The formation yields diverse marine fossils including ammonites, belemnites, bivalves, gastropods, echinoderm fragments, and trace fossils documented by paleontologists affiliated with Smithsonian Institution, Royal Ontario Museum, and Carnegie Museum of Natural History. Vertebrate remains, marginally preserved, include plesiosaur and ichthyosaur elements reported in collections at Natural History Museum, London and American Museum of Natural History, while dinosaur tracksites and coastal vertebrate traces have been recorded near Dinosaur National Monument and by teams from University of Colorado Boulder. Ichnological studies published with the Paleontological Society demonstrate abundant Cruziana- and Skolithos-type burrows related to benthic colonization. Taxonomic work by researchers from George Washington University and University of Michigan continues to refine species-level identifications.
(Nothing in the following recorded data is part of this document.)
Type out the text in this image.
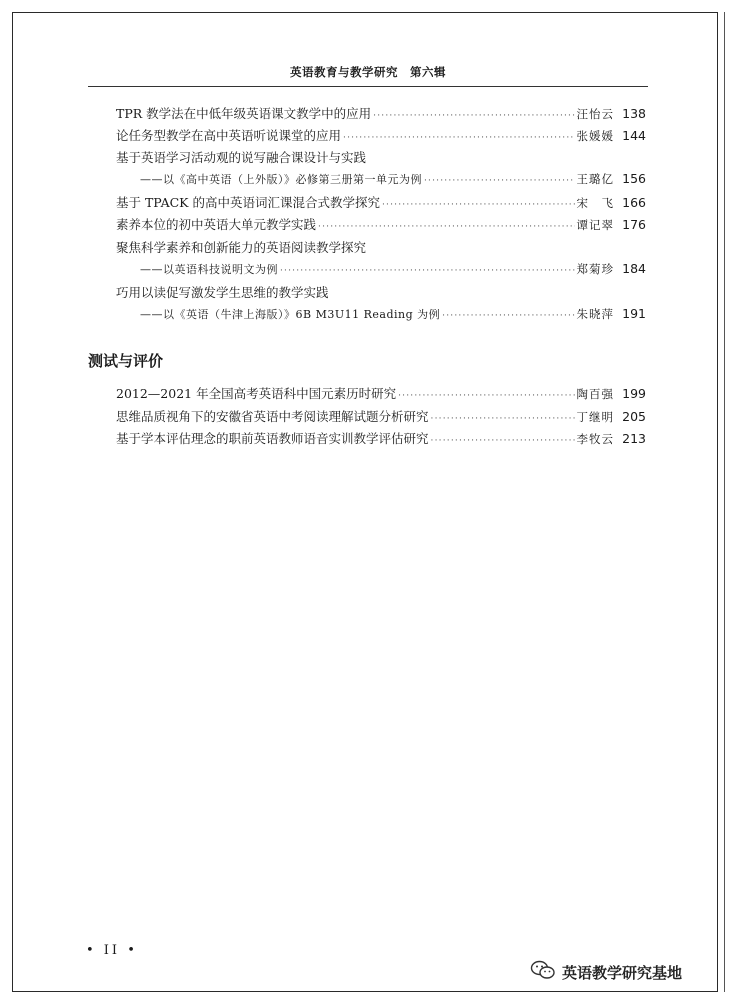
英语教育与教学研究　第六辑
TPR 教学法在中低年级英语课文教学中的应用 ·····	汪怡云 138
论任务型教学在高中英语听说课堂的应用 ·····	张媛媛 144
基于英语学习活动观的说写融合课设计与实践
——以《高中英语（上外版）》必修第三册第一单元为例 ·····	王璐亿 156
基于 TPACK 的高中英语词汇课混合式教学探究 ·····	宋　飞 166
素养本位的初中英语大单元教学实践 ·····	谭记翠 176
聚焦科学素养和创新能力的英语阅读教学探究
——以英语科技说明文为例 ·····	郑菊珍 184
巧用以读促写激发学生思维的教学实践
——以《英语（牛津上海版）》6B M3U11 Reading 为例 ·····	朱晓萍 191
测试与评价
2012—2021 年全国高考英语科中国元素历时研究 ·····	陶百强 199
思维品质视角下的安徽省英语中考阅读理解试题分析研究 ·····	丁继明 205
基于学本评估理念的职前英语教师语音实训教学评估研究 ·····	李牧云 213
• II •
英语教学研究基地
Geographic Distribution and Thickness

Exposures occur across Wyoming, Montana, South Dakota, Nebraska, Colorado, and Utah, with classic sections in the Bighorn Mountains, Black Hills National Forest, and along the Wind River Range. Thickness varies regionally from a few meters at basin margins to several hundred meters in depocenters mapped by the U.S. Geological Survey and academic teams at University of Nebraska–Lincoln and Montana State University. Lateral facies changes and pinch-outs document paleogeographic gradients toward the Western Interior Seaway and flanking uplifts associated with the Laramide Orogeny foreland evolution.

Economic and Scientific Significance

Economically, sandstone units within the formation have served as local aquifers studied by the Environmental Protection Agency and provide potential hydrocarbon reservoir analogs evaluated by energy companies like ExxonMobil and Chevron in basin modeling exercises. Gypsum and carbonate horizons have been investigated for mineral resource potential by the U.S. Bureau of Mines and for subsurface CO2 sequestration analog studies by Department of Energy researchers. Scientifically, the formation remains a focus for integrated stratigraphy, paleoclimate reconstructions, and basin analysis by consortia including the Geological Society of America, Paleontological Society, and research groups at Oxford University and Princeton University, underpinning broader understanding of Jurassic paleogeography and the evolution of the Western Interior Seaway.